The Infertility State Fair is the same every year. Everything is exactly in the same place as it was last year and the year before and ten years ago. And as predicted, the first thing we see is the first thing my husband wants to do: The Geico insurance tent. Yeah, yeah, we know the drill. We tell you we already have Geico insurance. You thank us. I ask: "So do you cover Clomid now? How about Follistim? How about the egg retrieval? How about the egg freezing?" The bored teen mumbles: "Ma'am, this is vehicle insurance" as she points us around the ropes towards the giant plastic container crammed with stuffed geckos just aching for me to guess how many are in there. "What if we do the butt shots in the car?!" I yell over my shoulder while writing "218" on the slip of paper. I always guess my birthday. Then we step into their truck and do karaoke Rolling Stones. "I can't get no... satis-fac-tion!" an odd song option for an insurance company but how very apropos nonetheless.

Then onto the rides! IUI bumper cars. We get in. We go forward. We hit a wall. We back up. We go forward. We hit another wall. We back up again. We go forward. We hit that same wall again. We back up. We hit the first wall again. Ride over.
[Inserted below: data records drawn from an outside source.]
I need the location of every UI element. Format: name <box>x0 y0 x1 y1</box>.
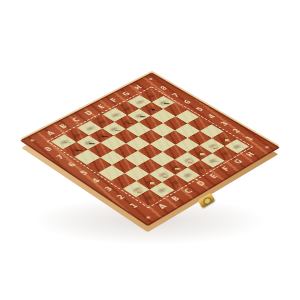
corner-ornament-icon: ✦ <box>143 214 155 221</box>
rank-label-right-4: 4 <box>207 114 217 120</box>
rank-label-right-3: 3 <box>219 121 229 127</box>
rank-label-left-8: 8 <box>44 146 54 152</box>
square-e6[interactable] <box>126 122 150 136</box>
rank-label-right-6: 6 <box>183 100 193 106</box>
rank-label-right-7: 7 <box>171 93 181 99</box>
rank-label-left-1: 1 <box>129 202 140 209</box>
file-label-far-a: A <box>45 130 56 136</box>
file-label-f: F <box>221 166 232 172</box>
file-label-b: B <box>170 195 181 202</box>
corner-ornament-icon: ✦ <box>262 144 273 151</box>
file-label-d: D <box>196 180 207 187</box>
rank-label-left-6: 6 <box>67 162 77 168</box>
rank-label-left-5: 5 <box>79 170 89 176</box>
product-photo-scene: ✦ ✦ ✦ ✦ ABCDEFGH ABCDEFGH 87654321 87654… <box>0 0 300 300</box>
file-label-g: G <box>233 158 244 165</box>
rank-label-left-2: 2 <box>116 194 127 201</box>
file-label-h: H <box>245 151 256 158</box>
file-label-e: E <box>209 173 220 179</box>
rank-label-left-4: 4 <box>91 178 102 185</box>
rank-label-right-5: 5 <box>195 107 205 113</box>
corner-ornament-icon: ✦ <box>27 137 38 144</box>
file-label-a: A <box>157 203 168 210</box>
file-label-c: C <box>183 188 194 195</box>
rank-label-left-7: 7 <box>55 154 65 160</box>
rank-label-left-3: 3 <box>103 186 114 193</box>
And of course the Infertility State Fair ride zone is loaded with... oh my gosh... that is the longest roller coaster I've ever seen in my life! I can't even see the end of it. I think it goes all the way to the highway! Hell no. I'm not getting on that.

 

Oh look, that woman won first place for the longest continuous mood swing. Okay, so she was forced to move out of her neighborhood because of some property she destroyed, and she lost her job because of somethings she said to her boss, and her husband just now disappeared into the Fair crowd, but that is quite the handsome blue ribbon. "Congratulations Lady!" Uh oh, what did I say? She looks pissed.

Then, just like I humor my husband by dealing with the Geico tent, he comes with me to see Smokey the Bear. I like Smokey. I always ask him for advice about infertility fires. "Smokey, how do I stop the bills from coming? How do I deal with nosy coworkers? I'm still terrified of needles. What do I do?." Every year, Smokey offers the same wise words. "Only YOU can prevent forest fires." Each year, I leave his area  knowing that all of my answers are hidden within that one simple sentence. I feel very zen as I ponder, mouthing each syllable, ignoring my husband muttering: "It's a recording, you idiot."

And finally, we reach our destination. Never does the true value of the Infertility State Fair become clearer. It's nirvana: The only place in this vast fair where I feel I truly belong. Where I feel truly understood. Miles and miles of concession stands: Deep-fried comfort food on a stick as far as the eye can see.